Here, we considered how China's political leadership would act to stimululate its economy by accelerating the construction of coal-fired power plants, where having more of these plants go into operation would most certainly increase the nation's output of carbon dioxide emissions.

But for that to happen, China's consumption of power produced by these plants would need to rise. Otherwise, the output of these new plants would need to be offset by diminishing the output of existing power plants to maintain balance in the nation's power grid to avoid the damage that results from excess power generation.

If China's faster construction of coal-fired power plants were behind the increase in global CO2, we should alse be seeing China's imports of traded goods increase, particularly raw materials needed for producing manufactured goods. As we saw yesterday however, that's not happening, as the very latest evidence suggests that no significant improvement in China's economic performance is taking place.

What that means is that something else is most likely behind the recent, rapid escalation in the level of carbon dioxide levels in the Earth's atmosphere.

Using the Mauna Loa Observatory's data for atmospheric carbon dioxide levels to establish the timing for what might have triggered the reversal and increase in the rate at which CO2 is increasing in the air, we found one prime candidate that might fully account for the increase, which just happens to be coming from just one nation: Indonesia.

In July 2015, a large number of forest fires began igniting in Indonesia's forests and peatland, which soon grew out of control in what has since been described as an ecological disaster.

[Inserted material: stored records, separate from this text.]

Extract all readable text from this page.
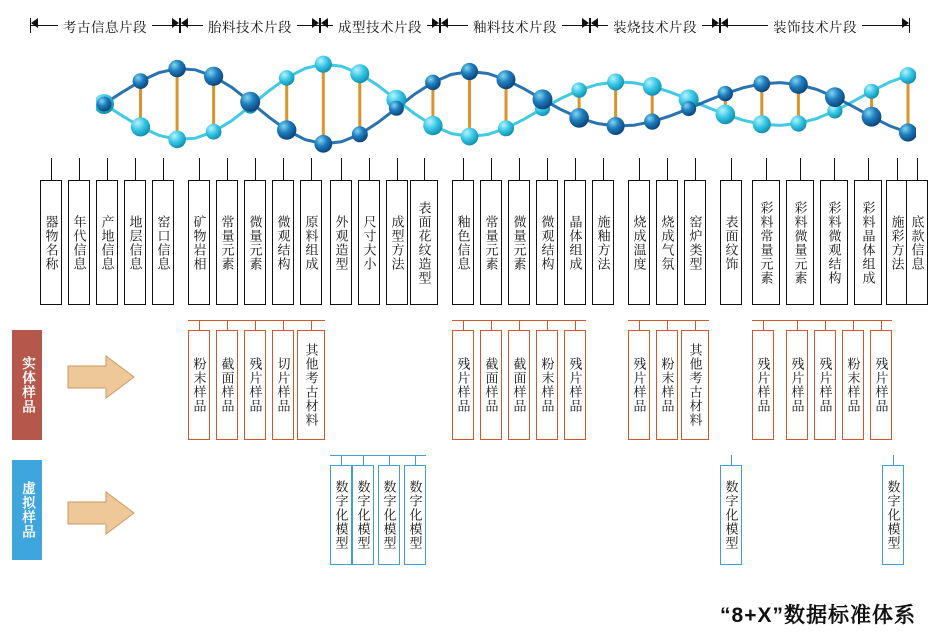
考古信息片段	胎料技术片段	成型技术片段	釉料技术片段	装烧技术片段	装饰技术片段
器物名称 年代信息 产地信息 地层信息 窑口信息 矿物岩相 常量元素 微量元素 微观结构 原料组成 外观造型 尺寸大小 成型方法 表面花纹造型 釉色信息 常量元素 微量元素 微观结构 晶体组成 施釉方法 烧成温度 烧成气氛 窑炉类型 表面纹饰 彩料常量元素 彩料微量元素 彩料微观结构 彩料晶体组成 施彩方法 底款信息
粉末样品 截面样品 残片样品 切片样品 其他考古材料	残片样品 截面样品 截面样品 粉末样品 残片样品	残片样品 粉末样品 其他考古材料	残片样品 残片样品 残片样品 粉末样品 残片样品
数字化模型 数字化模型 数字化模型 数字化模型	数字化模型	数字化模型
实体样品
虚拟样品
“8+X”数据标准体系
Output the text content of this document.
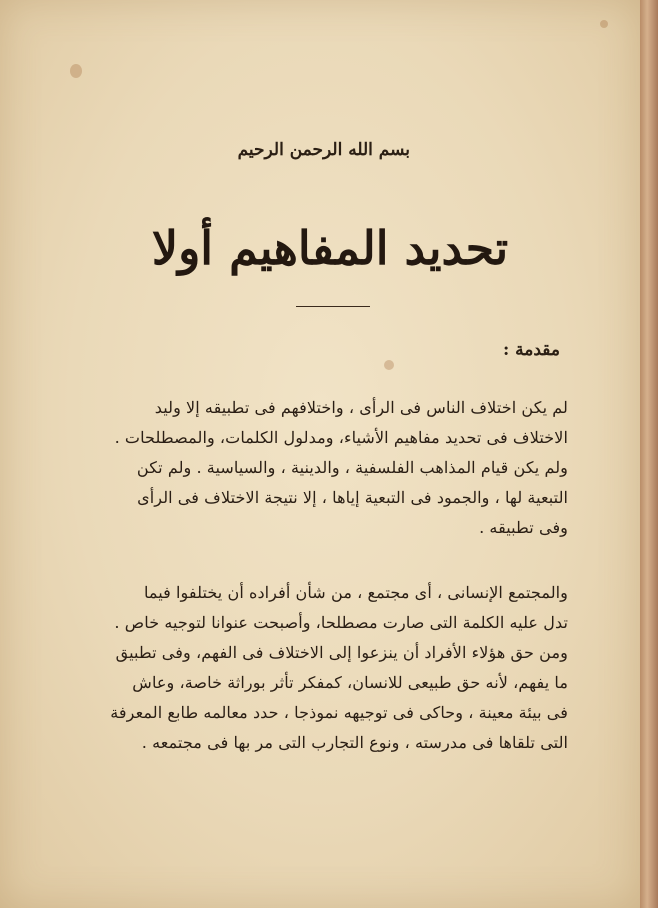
بسم الله الرحمن الرحيم
تحديد المفاهيم أولا
مقدمة :
لم يكن اختلاف الناس فى الرأى ، واختلافهم فى تطبيقه إلا وليد
الاختلاف فى تحديد مفاهيم الأشياء، ومدلول الكلمات، والمصطلحات .
ولم يكن قيام المذاهب الفلسفية ، والدينية ، والسياسية . ولم تكن
التبعية لها ، والجمود فى التبعية إياها ، إلا نتيجة الاختلاف فى الرأى
وفى تطبيقه .
والمجتمع الإنسانى ، أى مجتمع ، من شأن أفراده أن يختلفوا فيما
تدل عليه الكلمة التى صارت مصطلحا، وأصبحت عنوانا لتوجيه خاص .
ومن حق هؤلاء الأفراد أن ينزعوا إلى الاختلاف فى الفهم، وفى تطبيق
ما يفهم، لأنه حق طبيعى للانسان، كمفكر تأثر بوراثة خاصة، وعاش
فى بيئة معينة ، وحاكى فى توجيهه نموذجا ، حدد معالمه طابع المعرفة
التى تلقاها فى مدرسته ، ونوع التجارب التى مر بها فى مجتمعه .
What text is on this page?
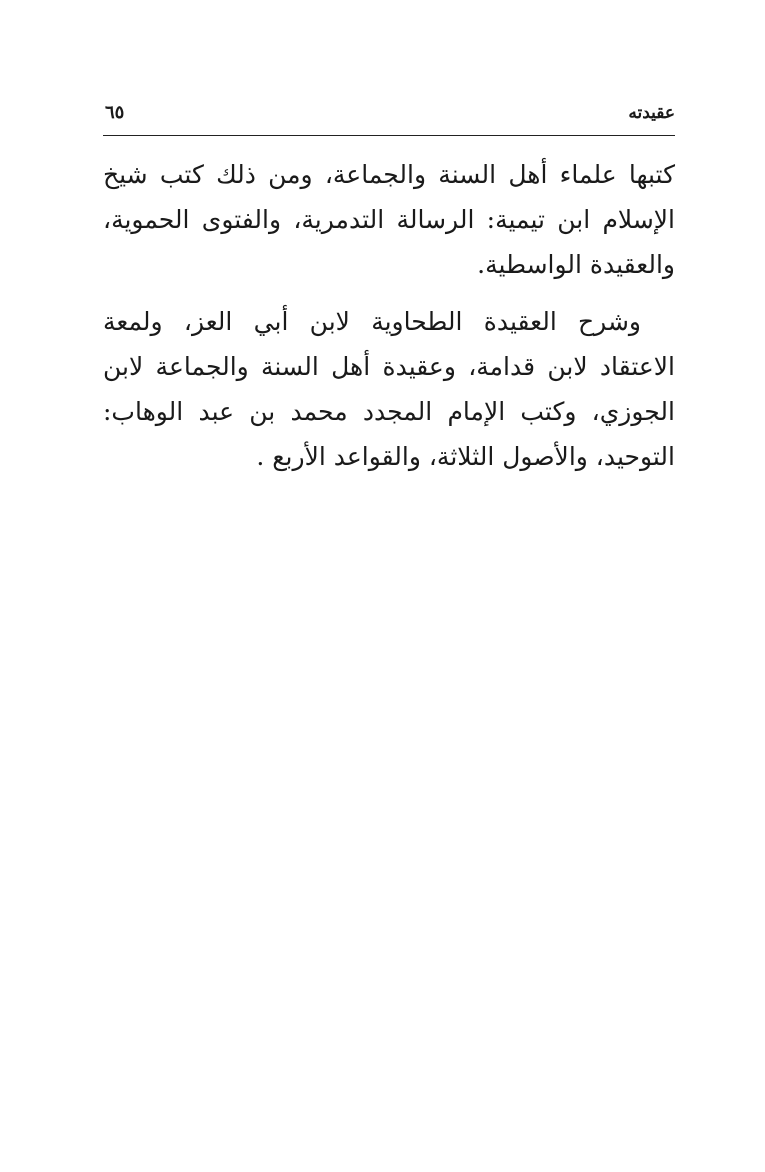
عقيدته
٦٥

كتبها علماء أهل السنة والجماعة، ومن ذلك كتب شيخ الإسلام ابن تيمية: الرسالة التدمرية، والفتوى الحموية، والعقيدة الواسطية.

وشرح العقيدة الطحاوية لابن أبي العز، ولمعة الاعتقاد لابن قدامة، وعقيدة أهل السنة والجماعة لابن الجوزي، وكتب الإمام المجدد محمد بن عبد الوهاب: التوحيد، والأصول الثلاثة، والقواعد الأربع .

Until seasonal rains dampened their burning, Indonesia's wildfires burned around five million acres (7,812 square miles, or 20,234 square kilometers) of the nation's forests and peatlands, putting an estimated 600 million tons (544 million metric tons) of CO2 and other greenhouse gases into the planet's atmosphere.

In reviewing these stories, the influence of the current El Niño-driven weather patterns is often cited as a contributor to the severity of Indonesia's wildfires, having produced drier conditions for the southeastern Asian nation that made fires spread more easily. In an upcoming post, we'll explore the extent to which either El Niño or its cooler La Niña counterpart would appear to contribute to the rate of increase of global atmospheric CO2 levels.

Data Source

National Oceanographic and Atmospheric Administration. Earth System Research Laboratory. Mauna Loa Observatory CO2 Data. [File Transfer Protocol Text File]. Accessed 8 March 2016.